Virtually every state jurisdiction offers interventions for individuals who come forward for help rather than face licensure board sanctions. Usually, volunteer or not-for-profit entities formed by concerned licensure boards regulate the programs that help impaired healthcare professionals and members of bar associations move toward their safe return to their profession, meeting the public's expectations that these individuals have been vetted as safe. The trend has been to keep these professionals' treatment, as protected health information, out of the public eye. Yet there can be both positive and detrimental effects of this, for the public and for the affected individuals.
Before we go on, try to answer the following tough questions about your perception of impaired licensed professionals:
What words best describe your attitude about, for example, impaired physicians, lawyers and judges?

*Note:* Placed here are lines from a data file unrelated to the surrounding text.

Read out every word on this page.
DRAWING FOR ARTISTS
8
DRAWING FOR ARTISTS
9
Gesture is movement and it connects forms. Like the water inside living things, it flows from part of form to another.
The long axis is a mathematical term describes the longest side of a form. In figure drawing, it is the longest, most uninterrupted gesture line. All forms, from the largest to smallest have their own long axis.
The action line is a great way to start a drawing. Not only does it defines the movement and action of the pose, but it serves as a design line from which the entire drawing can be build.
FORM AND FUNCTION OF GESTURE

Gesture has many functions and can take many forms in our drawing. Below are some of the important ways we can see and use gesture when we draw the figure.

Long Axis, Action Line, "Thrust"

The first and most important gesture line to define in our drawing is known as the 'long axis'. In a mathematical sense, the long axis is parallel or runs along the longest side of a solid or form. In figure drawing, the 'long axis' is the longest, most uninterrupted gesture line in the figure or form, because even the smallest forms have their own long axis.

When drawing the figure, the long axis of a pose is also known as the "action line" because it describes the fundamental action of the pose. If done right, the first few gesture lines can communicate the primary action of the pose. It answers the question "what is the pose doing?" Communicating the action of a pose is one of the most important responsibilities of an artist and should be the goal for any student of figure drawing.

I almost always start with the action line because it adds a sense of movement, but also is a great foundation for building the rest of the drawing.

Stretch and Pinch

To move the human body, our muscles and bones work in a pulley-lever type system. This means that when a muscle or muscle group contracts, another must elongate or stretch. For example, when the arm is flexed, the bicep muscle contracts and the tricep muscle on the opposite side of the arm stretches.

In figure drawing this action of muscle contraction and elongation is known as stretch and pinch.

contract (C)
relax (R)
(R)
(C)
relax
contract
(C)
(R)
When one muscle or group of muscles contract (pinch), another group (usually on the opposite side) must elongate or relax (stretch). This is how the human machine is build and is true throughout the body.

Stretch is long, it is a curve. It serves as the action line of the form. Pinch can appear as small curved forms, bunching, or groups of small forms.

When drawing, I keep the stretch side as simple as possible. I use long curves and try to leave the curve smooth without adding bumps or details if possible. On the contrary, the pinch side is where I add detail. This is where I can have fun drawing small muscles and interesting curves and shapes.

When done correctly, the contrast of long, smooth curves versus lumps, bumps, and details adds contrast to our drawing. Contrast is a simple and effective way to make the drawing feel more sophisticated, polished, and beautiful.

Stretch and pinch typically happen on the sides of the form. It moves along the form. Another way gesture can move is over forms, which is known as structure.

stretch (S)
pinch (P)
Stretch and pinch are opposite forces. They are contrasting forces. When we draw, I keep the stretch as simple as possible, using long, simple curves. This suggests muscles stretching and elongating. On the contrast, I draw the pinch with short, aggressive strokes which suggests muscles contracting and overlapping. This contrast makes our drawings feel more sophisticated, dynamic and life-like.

What would be your confidence level in an impaired professional returning to practice and working with your loved one?
Do you believe an impaired professional can return to higher levels of professionalism after treatment?
Do you believe impaired professionals' addiction ought to be made public in their profile?
Is there such a thing as “too much addiction” to be able to return to the profession?
How we answer these questions can be the proverbial elephant in the room. The onset of impairment in these valued professionals might require a “time out” to assess their health and their ability to meet the standards of their profession. When the need for lengthy interventions arises, adjudications result in the affected professional receiving proper guidance toward treatment and recovery.